The distinctive faculties of Man are visibly expressed in his elevated cranial dome—a feature which, though much debased in certain savage races, essentially characterizes the human species. But, considering that the Neanderthal skull is eminently simial, both in its general and particular characters, I feel myself constrained to believe that the thoughts and desires which once dwelt within it never soared beyond those of the brute.

The Andamaner, it is indisputable, possesses but the dimmest conceptions of the existence of the Creator of the Universe: his ideas on this subject, and on his own moral obligations, place him very little above animals of marked sagacity;[1] nevertheless, viewed in connection with the strictly human conformation of his cranium, they are such as to specifically identify him with Homo sapiens.
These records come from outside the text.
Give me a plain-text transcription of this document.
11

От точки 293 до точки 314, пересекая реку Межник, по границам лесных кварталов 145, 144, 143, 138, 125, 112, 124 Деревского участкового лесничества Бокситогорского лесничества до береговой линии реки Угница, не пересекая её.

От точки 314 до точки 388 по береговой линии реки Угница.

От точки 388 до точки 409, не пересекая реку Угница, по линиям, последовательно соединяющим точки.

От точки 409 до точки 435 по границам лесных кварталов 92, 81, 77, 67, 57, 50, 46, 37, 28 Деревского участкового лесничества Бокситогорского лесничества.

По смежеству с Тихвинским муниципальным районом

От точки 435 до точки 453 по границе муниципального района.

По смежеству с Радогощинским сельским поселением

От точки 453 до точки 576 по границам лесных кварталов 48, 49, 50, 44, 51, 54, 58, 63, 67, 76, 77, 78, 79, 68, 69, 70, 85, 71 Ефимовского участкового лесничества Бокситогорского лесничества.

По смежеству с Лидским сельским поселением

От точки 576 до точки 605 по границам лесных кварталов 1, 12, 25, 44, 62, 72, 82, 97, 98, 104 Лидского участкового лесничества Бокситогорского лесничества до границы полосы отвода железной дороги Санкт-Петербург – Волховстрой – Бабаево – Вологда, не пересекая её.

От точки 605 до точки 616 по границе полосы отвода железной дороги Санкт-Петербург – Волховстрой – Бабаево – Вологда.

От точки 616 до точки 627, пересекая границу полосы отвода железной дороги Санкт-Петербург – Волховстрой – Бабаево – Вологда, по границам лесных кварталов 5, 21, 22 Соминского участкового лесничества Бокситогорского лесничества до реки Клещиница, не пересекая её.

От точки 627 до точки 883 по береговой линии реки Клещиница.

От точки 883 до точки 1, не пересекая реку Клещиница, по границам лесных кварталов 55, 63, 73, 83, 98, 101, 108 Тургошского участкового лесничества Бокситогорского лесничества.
Psychical endowments of a lower grade than those characterizing the Andamaner cannot be conceived to exist: they stand next to brute benightedness.

Applying the above argument to the Neanderthal skull, and considering that it presents only an approximate reesemblance to the cranium of man, that it more closely conforms to the brain-case of the Chimpanzee, and, moreover, assuming, as we must, that the simial faculties are unimprevable—incapable of moral and theositic conceptions—there seems no reason to believe otherwise than that similar darkness characterized the being to which the fossil belonged.[2]

  1. It has often been stated that neither the Andamaners, nor the Australians, have any idea of the existence of God: there are circumstances, however, recorded of these races which prevent my accepting the statement as an absolute truth.
  2. A paper advocating the views contained in this article was read at the last meeting of the British Association, held in Newcastle-on-Tyue. In that paper I called the fossil by the name of Homo Neanderthalensis; but I now feel strongly inclined to believe that it is not only specifically but generically distinct from Man.